The SETI League, Inc., a membership-supported, non-profit {501(c)(3)}, educational and scientific organization Searching for Extra-Terrestrial Intelligence

Ask Dr. SETI ®

Chapter 6: Technology


Dicke Switches

Dear Dr. SETI:
Do you have any information about Dicke-switching? We have been suggested to use such a switching with the object of eliminating noise generated by the system itself, but we are not sure how this would work.

EN, Norway

The Doctor Responds:
The Dicke Switch (named for its late inventor, the noted astrophysicist Robert Dicke of Princeton University) is much used in total-power radio telescopes, not so much to eliminate noise, as to eliminate the effects of receiver gain fluctuations during a measurement. The idea is that you repeatedly (and very rapidly) switch the input of the receiver between an antenna and a constant-temperature load resistor. You then look at the difference in receiver output amplitudes between the two conditions (it's rather similar to the technique used to measure receiver noise temperatures by switching between a "hot" and a "cold" load).

Dicke Switches are not much used in amateur SETI, mainly because we use other techniques (software Fast Fourier Transform analysis, for example) to differentiate between signals and noise. Nevertheless, they are quite popular in astrophysical observation. One of our suppliers of amateur SETI equipment, Radio Astronomy Supplies, provides a Dicke switch kit to use with their various radio telescope designs. You can find a link to them from our online Technical Manual.

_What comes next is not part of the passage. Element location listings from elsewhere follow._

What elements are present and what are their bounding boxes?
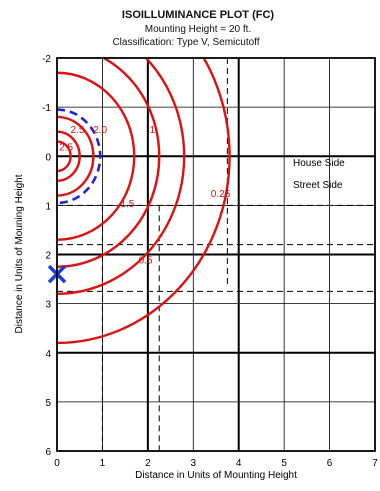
y-tick-label: 0 — [45, 152, 51, 163]
y-tick-label: -1 — [42, 103, 51, 114]
contour-line — [57, 115, 95, 197]
x-tick-label: 4 — [236, 458, 242, 469]
y-tick-label: 2 — [45, 251, 51, 262]
contour-label: 2.5 — [59, 142, 73, 153]
contour-label: 1 — [150, 125, 156, 136]
chart-title: ISOILLUMINANCE PLOT (FC) — [121, 9, 275, 21]
x-tick-label: 6 — [327, 458, 333, 469]
y-tick-label: 4 — [45, 349, 51, 360]
contour-line — [57, 108, 102, 205]
contour-line — [57, 71, 136, 241]
contour-line — [57, 140, 72, 173]
dashed-guide-lines — [57, 58, 375, 451]
x-tick-label: 0 — [54, 458, 60, 469]
x-tick-label: 5 — [281, 458, 287, 469]
contour-label: 2.0 — [93, 125, 107, 136]
axes: 0 1 2 3 4 5 6 7 -2 -1 0 1 2 3 4 5 6 — [42, 54, 378, 469]
contour-label: 0.5 — [139, 255, 153, 266]
contour-line — [57, 58, 186, 295]
contour-lines — [57, 58, 231, 345]
contour-line — [57, 58, 161, 268]
x-axis-label: Distance in Units of Mounting Height — [135, 470, 297, 481]
x-tick-label: 7 — [372, 458, 378, 469]
contour-line — [57, 130, 81, 183]
house-side-label: House Side — [293, 158, 345, 169]
contour-label: 0.25 — [211, 189, 231, 200]
y-tick-label: 3 — [45, 300, 51, 311]
chart-subtitle-mounting-height: Mounting Height = 20 ft. — [144, 24, 252, 35]
y-axis-label: Distance in Units of Mouning Height — [14, 174, 25, 333]
contour-label: 1.5 — [120, 199, 134, 210]
x-tick-label: 2 — [145, 458, 151, 469]
contour-line — [57, 58, 231, 345]
chart-subtitle-classification: Classification: Type V, Semicutoff — [112, 37, 260, 48]
x-tick-label: 1 — [100, 458, 106, 469]
y-tick-label: 5 — [45, 398, 51, 409]
x-tick-label: 3 — [191, 458, 197, 469]
y-tick-label: 6 — [45, 447, 51, 458]
y-tick-label: -2 — [42, 54, 51, 65]
contour-labels: 2.5 2.5 2.0 1 1.5 0.5 0.25 — [47, 125, 231, 284]
street-side-label: Street Side — [293, 180, 343, 191]
contour-label: 2.5 — [70, 125, 84, 136]
y-tick-label: 1 — [45, 201, 51, 212]
plot-frame — [56, 57, 376, 452]
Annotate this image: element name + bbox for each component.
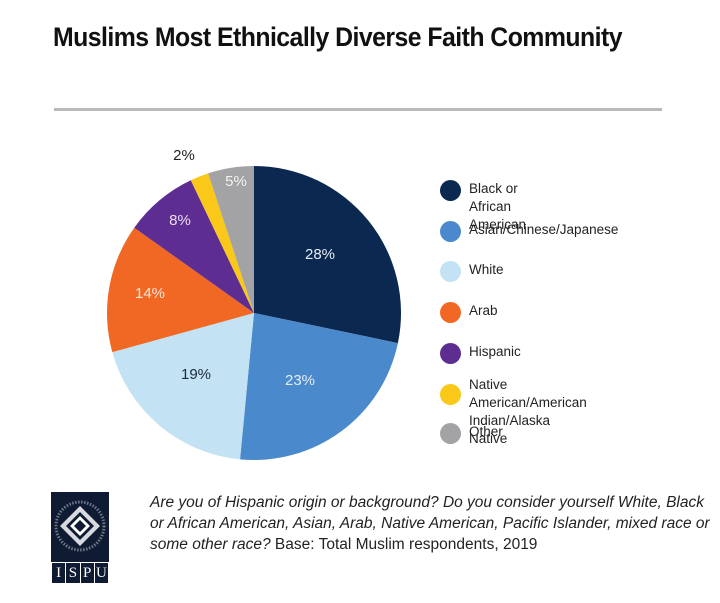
legend-item-white: White — [440, 261, 504, 282]
slice-label-native: 2% — [173, 147, 195, 164]
legend-swatch-icon — [440, 384, 461, 405]
legend-swatch-icon — [440, 343, 461, 364]
pie-slice-hispanic — [134, 180, 254, 313]
legend-item-asian: Asian/Chinese/Japanese — [440, 221, 618, 242]
diamond-emblem-icon — [54, 500, 106, 552]
legend-item-hispanic: Hispanic — [440, 343, 521, 364]
slice-label-other: 5% — [225, 173, 247, 190]
legend-swatch-icon — [440, 180, 461, 201]
survey-question: Are you of Hispanic origin or background… — [150, 494, 710, 553]
base-note: Base: Total Muslim respondents, 2019 — [270, 536, 538, 553]
pie-slice-asian — [240, 313, 398, 460]
chart-title: Muslims Most Ethnically Diverse Faith Co… — [53, 22, 623, 52]
slice-label-arab: 14% — [135, 285, 165, 302]
legend-item-black: Black or African American — [440, 180, 526, 234]
legend-swatch-icon — [440, 423, 461, 444]
legend-item-native: Native American/American Indian/Alaska N… — [440, 376, 587, 448]
legend-swatch-icon — [440, 302, 461, 323]
title-divider — [54, 108, 662, 111]
slice-label-black: 28% — [305, 246, 335, 263]
legend-item-other: Other — [440, 423, 503, 444]
source-note: Are you of Hispanic origin or background… — [150, 492, 710, 555]
legend-item-arab: Arab — [440, 302, 498, 323]
pie-slice-white — [112, 313, 254, 460]
slice-label-hispanic: 8% — [169, 212, 191, 229]
pie-slice-other — [208, 166, 254, 313]
legend-swatch-icon — [440, 221, 461, 242]
logo-letters: I S P U — [51, 562, 109, 584]
slice-label-white: 19% — [181, 366, 211, 383]
ispu-logo: I S P U — [51, 492, 109, 584]
pie-slice-black — [254, 166, 401, 344]
pie-slice-native — [190, 173, 254, 313]
slice-label-asian: 23% — [285, 372, 315, 389]
pie-slice-arab — [107, 227, 254, 353]
legend-swatch-icon — [440, 261, 461, 282]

Incidentally, Bob Dicke had quite a unique sense of humor. I once heard him deliver a lecture in which he mentioned (in passing) that the universe is 15 billion years old. Afterward, a grad student asked him how he knew that. Now Dicke could easily have given the traditional explanations, about Doppler shift of the radiation background from the Big Bang, measuring rates of expansion, calculation of the Hubble Constant, and so on. Instead, he said (with a straight face): "Our studies show that, from the beginning of time, it takes about 15 billion years for astrophysicists to evolve. I am an astrophysicist. I am here. Ergo, the universe is 15 billion years old."